お兄ちゃんが私と出掛けるのは大抵日曜日だ。偶にお母さんも一緒に3人で出かける事もある。お父さんがごくごくたま~に休みになった時はお兄ちゃんの代わりにお父さんが私達を何処かに連れて行ってくれる。お兄ちゃんはそういう時は付いて来ない。私が尋ねると「男と出掛けたって面白くないから」って答えた。だけど私が小さい頃から年に1回くらい遊びに来てくれていた『きよちゃん』とは飲みに行ったりする筈なのになぁ。だからはぐらかされたのだと思う。
ちなみに最近、きよちゃんは家族と一緒に札幌に戻って来た。うちにはそれほど顔を出さないけど、お兄ちゃんは彼とよく顔を合わせているらしい。
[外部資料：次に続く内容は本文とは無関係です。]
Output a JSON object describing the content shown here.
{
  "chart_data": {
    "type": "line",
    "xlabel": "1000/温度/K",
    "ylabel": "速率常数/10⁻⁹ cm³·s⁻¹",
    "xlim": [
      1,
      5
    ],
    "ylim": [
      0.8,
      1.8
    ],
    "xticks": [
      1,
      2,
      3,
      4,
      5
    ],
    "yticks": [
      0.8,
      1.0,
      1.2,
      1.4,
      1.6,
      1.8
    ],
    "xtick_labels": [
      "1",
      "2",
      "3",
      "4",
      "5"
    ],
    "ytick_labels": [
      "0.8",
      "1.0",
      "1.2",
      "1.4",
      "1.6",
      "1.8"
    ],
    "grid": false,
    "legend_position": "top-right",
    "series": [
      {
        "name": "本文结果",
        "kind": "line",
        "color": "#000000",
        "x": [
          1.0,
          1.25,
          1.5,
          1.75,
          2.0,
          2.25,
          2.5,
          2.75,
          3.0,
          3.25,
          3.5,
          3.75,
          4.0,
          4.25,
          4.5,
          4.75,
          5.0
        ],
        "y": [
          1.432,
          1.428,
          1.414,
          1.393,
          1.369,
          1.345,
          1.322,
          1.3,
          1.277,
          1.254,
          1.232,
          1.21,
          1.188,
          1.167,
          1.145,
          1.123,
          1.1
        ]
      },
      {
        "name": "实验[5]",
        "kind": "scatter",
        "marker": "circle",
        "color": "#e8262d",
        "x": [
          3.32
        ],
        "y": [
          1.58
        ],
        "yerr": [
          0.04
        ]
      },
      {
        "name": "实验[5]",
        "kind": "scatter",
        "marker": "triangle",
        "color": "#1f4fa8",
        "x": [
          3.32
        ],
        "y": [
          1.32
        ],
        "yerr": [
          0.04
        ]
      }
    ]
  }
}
「んー、じゃあ付き合って上げますか!部活の後に勇気が来ると思うから、それまでならいーよ」

偉そうに胸を張って言うと、お母さんが噴き出した。

「あ!お母さんも行く?」
「ううん、明日はお父さんのお仕事手伝わなきゃならないから」

私が大きくなってから、よくお母さんは土日にお父さんの仕事を手伝うようになった。事務仕事もあるけど、知合いのホームパーティに付き添うよう頼まれたりするらしい。だけど何となく私は気付いている。お父さんはただお母さんと一緒に居たいんじゃないかなって。仕事にかこつけながらも、何だか機嫌の良いお父さんが目に浮かぶ。

「じゃあ2人でデートだね?」
「光栄です、姫をエスコートできて」

お兄ちゃんがお道化て言うから、私はケラケラ笑ってしまった。
私の気分を上向かせるの事に掛けては、お兄ちゃんの右に出る者はいない。

と言っても交友関係の狭い私には、お兄ちゃんと両親以外に日常接している相手って、澪と勇気しかいないのだけれど……。
二人の事を思い出すと何故かモヤモヤとしたものが込み上げてくる。こんなコト、これまで無かったのになぁ。だけど「明日はお兄ちゃんとデート!」と唱えて私は心に掛かる黒いもやを追い払った。今は楽しい事を考えよう。



そんなワケで土曜日、お兄ちゃんと出掛ける事になったのだった。